A agricultura no Estado de São Paulo, tradicionalmente robusta e diversificada, tem enfrentado desafios crescentes devido às mudanças climáticas. Eventos extremos, como secas prolongadas e ondas de calor, têm impactado diretamente a produtividade das principais culturas do Estado.

O Painel Intergovernamental sobre Mudanças Climáticas (IPCC) já alertava para esses riscos desde seu 5° Relatório de Avaliação, publicado em 2014. As projeções foram reforçadas no 6° Relatório de Avaliação, divulgado em 2022, que destacou a vulnerabilidade da agricultura na América do Sul frente ao aquecimento global e à variabilidade climática.
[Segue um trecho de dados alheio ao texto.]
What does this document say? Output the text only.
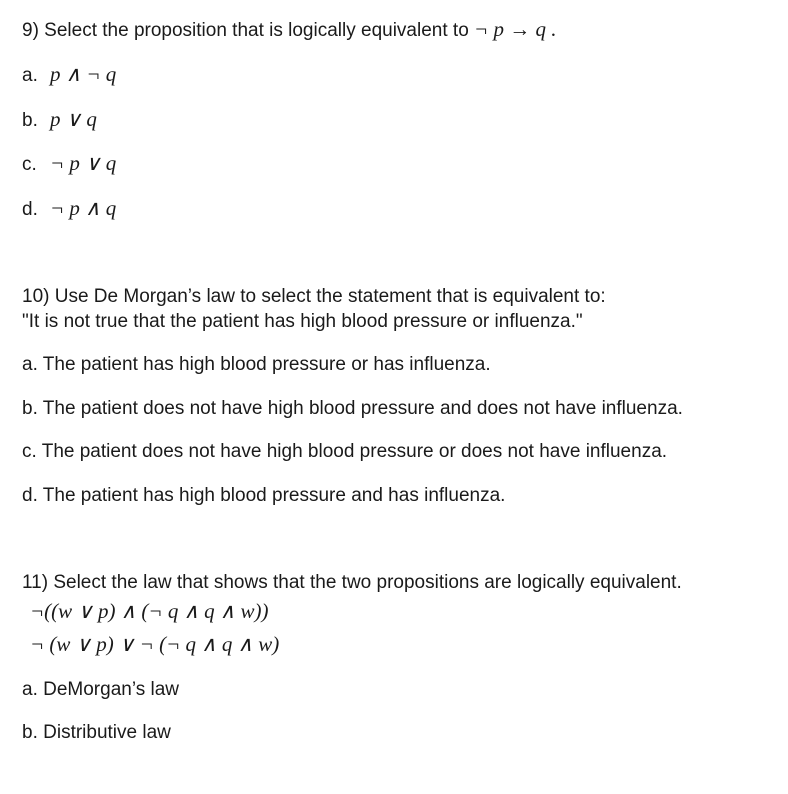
9) Select the proposition that is logically equivalent to ¬ p → q .
a. p ∧ ¬ q
b. p ∨ q
c. ¬ p ∨ q
d. ¬ p ∧ q
10) Use De Morgan’s law to select the statement that is equivalent to:
"It is not true that the patient has high blood pressure or influenza."
a. The patient has high blood pressure or has influenza.
b. The patient does not have high blood pressure and does not have influenza.
c. The patient does not have high blood pressure or does not have influenza.
d. The patient has high blood pressure and has influenza.
11) Select the law that shows that the two propositions are logically equivalent.
¬((w ∨ p) ∧ (¬ q ∧ q ∧ w))
¬ (w ∨ p) ∨ ¬ (¬ q ∧ q ∧ w)
a. DeMorgan’s law
b. Distributive law
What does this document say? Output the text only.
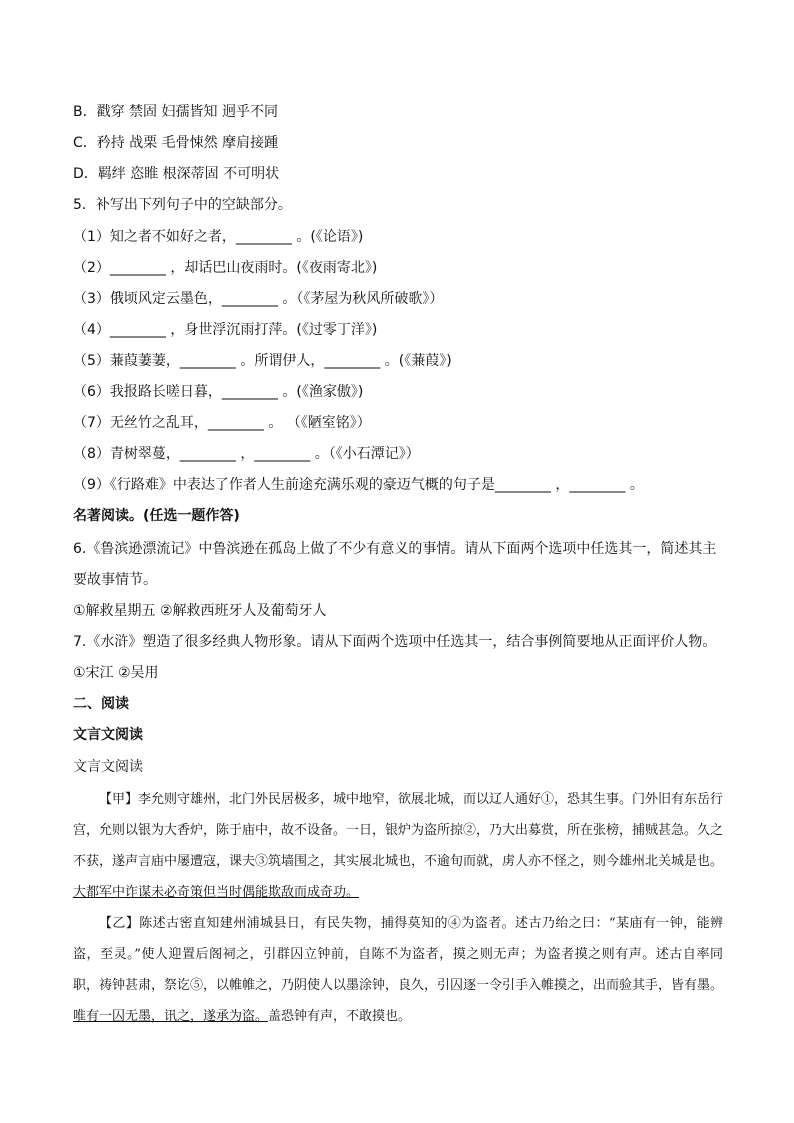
B．戳穿 禁固 妇孺皆知 迥乎不同
C．矜持 战栗 毛骨悚然 摩肩接踵
D．羁绊 恣睢 根深蒂固 不可明状
5．补写出下列句子中的空缺部分。
（1）知之者不如好之者，________ 。(《论语》)
（2）________ ，却话巴山夜雨时。(《夜雨寄北》)
（3）俄顷风定云墨色，________ 。（《茅屋为秋风所破歌》）
（4）________ ，身世浮沉雨打萍。(《过零丁洋》)
（5）蒹葭萋萋，________ 。所谓伊人，________ 。(《蒹葭》)
（6）我报路长嗟日暮，________ 。(《渔家傲》)
（7）无丝竹之乱耳，________ 。 （《陋室铭》）
（8）青树翠蔓，________ ，________ 。（《小石潭记》）
（9）《行路难》中表达了作者人生前途充满乐观的豪迈气概的句子是________ ，________ 。
名著阅读。(任选一题作答)
6.《鲁滨逊漂流记》中鲁滨逊在孤岛上做了不少有意义的事情。请从下面两个选项中任选其一，简述其主
要故事情节。
①解救星期五 ②解救西班牙人及葡萄牙人
7.《水浒》塑造了很多经典人物形象。请从下面两个选项中任选其一，结合事例简要地从正面评价人物。
①宋江 ②吴用
二、阅读
文言文阅读
文言文阅读

【甲】李允则守雄州，北门外民居极多，城中地窄，欲展北城，而以辽人通好①，恐其生事。门外旧有东岳行宫，允则以银为大香炉，陈于庙中，故不设备。一日，银炉为盗所掠②，乃大出募赏，所在张榜，捕贼甚急。久之不获，遂声言庙中屡遭寇，课夫③筑墙围之，其实展北城也，不逾旬而就，虏人亦不怪之，则今雄州北关城是也。大都军中诈谋未必奇策但当时偶能欺敌而成奇功。

【乙】陈述古密直知建州浦城县日，有民失物，捕得莫知的④为盗者。述古乃绐之曰：“某庙有一钟，能辨盗，至灵。”使人迎置后阁祠之，引群囚立钟前，自陈不为盗者，摸之则无声；为盗者摸之则有声。述古自率同职，祷钟甚肃，祭讫⑤，以帷帷之，乃阴使人以墨涂钟，良久，引囚逐一令引手入帷摸之，出而验其手，皆有墨。唯有一囚无墨，讯之，遂承为盗。盖恐钟有声，不敢摸也。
O 6° Relatório de Avaliação do IPCC destaca que, sem medidas de adaptação eficazes, a produtividade de culturas como milho e soja pode ser reduzida em cerca de 30% até meados do século. A produção de café arábica, sensível ao calor e à irregularidade hídrica, pode cair entre 11% e 13% até 2050, mesmo em cenários moderados de aquecimento. Por outro lado, a cana-de-açúcar, por ser uma cultura de ciclo C4 (mais eficiente em temperaturas elevadas), pode ter um aumento estimado de até 6% na produtividade, embora os benefícios sejam limitados por estresses hídricos e pragas favorecidas pelo calor.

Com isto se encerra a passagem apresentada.